15. Pelangi Tanpa Warna

92.3K 7.2K 222
                                    

"Dia bilang, hidup dalam keadaan kehilangan itu bagai pelangi tanpa warna." -Aldaraya.

***

Terpuruk?

Hadirnya sakit itu selalu di belakang setelah bahagia sudah bosan menetap. Jangan terlalu senang jika tidak ingin dunia main-main sampai tega mendatangkan luka. Seperti Alda, padahal hatinya sudah babak belur dan malah dibuat semakin hancur. Sebenarnya semesta sedang bercada dari kemarin. Dan belum mau usai katanya.

Alda menarik napasnya dalam-dalam, ia menatap pantulan dirinya di cermin yang sudah terbalut rapi dengan seragam sekolah.

"Manusia lemah itu yang mau di perbudak dunia kan Al?" Ujarnya pada diri sendiri.

Gadis itu mengusap air matanya cepat hingga tak tersisa. "Dari awal kehadiran lo itu udah luka, jadi lo gak usah berharap bahagia." Katanya berusaha menepis harapannya yang selalu bergantung pada semesta yang jelas-jelas belum mengerti tentang rasa sakit.

Kemudian ia bangkit dan beranjak pergi. Meninggalkan kamarnya yang sunyi, semakin gelap saat gadis itu mematikan lampu disana.

Alda berjalan pelan, ia tersenyum pedih. Ya, Alda paham, hidup itu bukan tempat untuk tersenyum, dan mati juga bukan pula tempat untuk menangis. Hidup bukan pilihan, namun mati juga bukan keputusan. Dari sekian banyaknya waktu, Alda sudah banyak menemukan luka yang nantinya terobati sendiri. Dan rumusnya memang seperti itu, ketika kamu tertawa, maka kamu mendaftarkan diri untuk terluka di masa depan.

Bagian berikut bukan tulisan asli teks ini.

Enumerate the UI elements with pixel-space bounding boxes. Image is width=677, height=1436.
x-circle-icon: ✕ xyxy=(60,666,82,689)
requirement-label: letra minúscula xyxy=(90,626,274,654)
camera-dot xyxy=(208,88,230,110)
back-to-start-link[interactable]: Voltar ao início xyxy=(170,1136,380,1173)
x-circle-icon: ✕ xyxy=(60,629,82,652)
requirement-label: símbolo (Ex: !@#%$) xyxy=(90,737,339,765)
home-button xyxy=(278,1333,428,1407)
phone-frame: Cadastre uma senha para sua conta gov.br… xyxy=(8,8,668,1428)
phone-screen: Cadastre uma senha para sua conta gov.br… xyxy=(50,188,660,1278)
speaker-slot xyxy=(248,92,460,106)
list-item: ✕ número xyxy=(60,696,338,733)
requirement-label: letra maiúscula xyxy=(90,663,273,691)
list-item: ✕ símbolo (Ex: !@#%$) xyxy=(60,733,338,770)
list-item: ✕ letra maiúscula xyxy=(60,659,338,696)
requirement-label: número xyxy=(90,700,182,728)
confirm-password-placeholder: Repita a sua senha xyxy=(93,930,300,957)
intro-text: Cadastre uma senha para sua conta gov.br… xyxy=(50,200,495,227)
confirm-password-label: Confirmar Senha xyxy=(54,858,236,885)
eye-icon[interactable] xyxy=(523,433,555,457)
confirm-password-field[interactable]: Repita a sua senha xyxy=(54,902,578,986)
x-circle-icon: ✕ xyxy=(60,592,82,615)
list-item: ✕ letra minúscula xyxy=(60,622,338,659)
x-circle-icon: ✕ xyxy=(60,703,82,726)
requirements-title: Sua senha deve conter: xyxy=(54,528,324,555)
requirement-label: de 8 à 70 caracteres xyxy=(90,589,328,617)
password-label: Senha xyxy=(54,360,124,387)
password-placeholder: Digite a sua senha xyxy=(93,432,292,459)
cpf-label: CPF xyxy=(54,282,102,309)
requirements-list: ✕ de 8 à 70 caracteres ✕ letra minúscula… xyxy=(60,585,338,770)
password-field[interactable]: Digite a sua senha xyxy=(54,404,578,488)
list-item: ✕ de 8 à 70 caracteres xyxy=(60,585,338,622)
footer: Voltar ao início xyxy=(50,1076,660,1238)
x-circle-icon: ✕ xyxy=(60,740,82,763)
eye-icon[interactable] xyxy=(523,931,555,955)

Opsi yang tersisa adalah menjalani segalanya sampai Tuhan memberikan balasan dari semua yang menjadi segalanya.

***

Syabina mempertajam penglihatannya saat melihat sepasang kedua insan itu berada di ujung lorong. Satu yang sibuk menggoda, dan satunya sibuk berusaha tuli dengan wajah yang seakan enggan diganggu.

"Sa, ternyata gua masih gak bisa kalo harus jauhin lo. Gua tau kok lo gak suka sama gua."

Kanagara bermata elang itu menikan alisnya. "Terus kenapa lo masih ngikutin gua?"

"Karena gua suka!"

"Gua gak nyuruh lo buat suka sama gua." Balas Raksa.

Alda menghembuskan napasnya pelan. Gadis itu menatap nanar pada punggung Raksa. "Gua butuh sandaran." Lirih Alda membuat langkah Raksa terhenti.

Raksa menoleh menatapnya. "Mantan lo ada, kan?"

"Biarin gua menang di kisah percintaan gua kali ini, gua bosan kalah." Kukuh gadis itu yang masih dalam pendiriannya. Kanagara bermata elang itu menatapnya lekat dan memajukan tubuhnya mengikis jarak diantara mereka. "Bukan kalah, lo cuma belum ketemu sama orang yang tepat."

"Berarti lo bukan orang yang tepat? Karena sejak gua suka sama lo gua selalu merasa kalah."

"Lo harusnya sadar dari awal." Balas Raksa dan melangkah lagi.

Syabina mengambil langkahnya mendekati mereka. "Al?" Sautnya.

Alda menghentikan aktivitasnya yang sedang berusaha membuat Raksa bicara, namun usahanya menghianati hasil, Raksa masih dengan dirinya yang cuek dan dingin. Sangat berbeda dengan yang kemarin ketika cowok itu berubah hangat saat dikamarnya.

"Apa Bin? Mau ikut jadi penggoda abang satu ini juga, Bin?" Tanya Alda sambil tertawa.

Syabina menggeleng pelan, Syabina cukup senang karena Alda kembali seperti biasanya, walau kentara kalau ada luka merekah di hati Alda. Ia menatap Alda berusaha mencari sesuatu, hatinya mendadak sakit saat harus melihat kantung mata sahabatnya itu, tertutup bedak namun Syabina tetap melihatnya.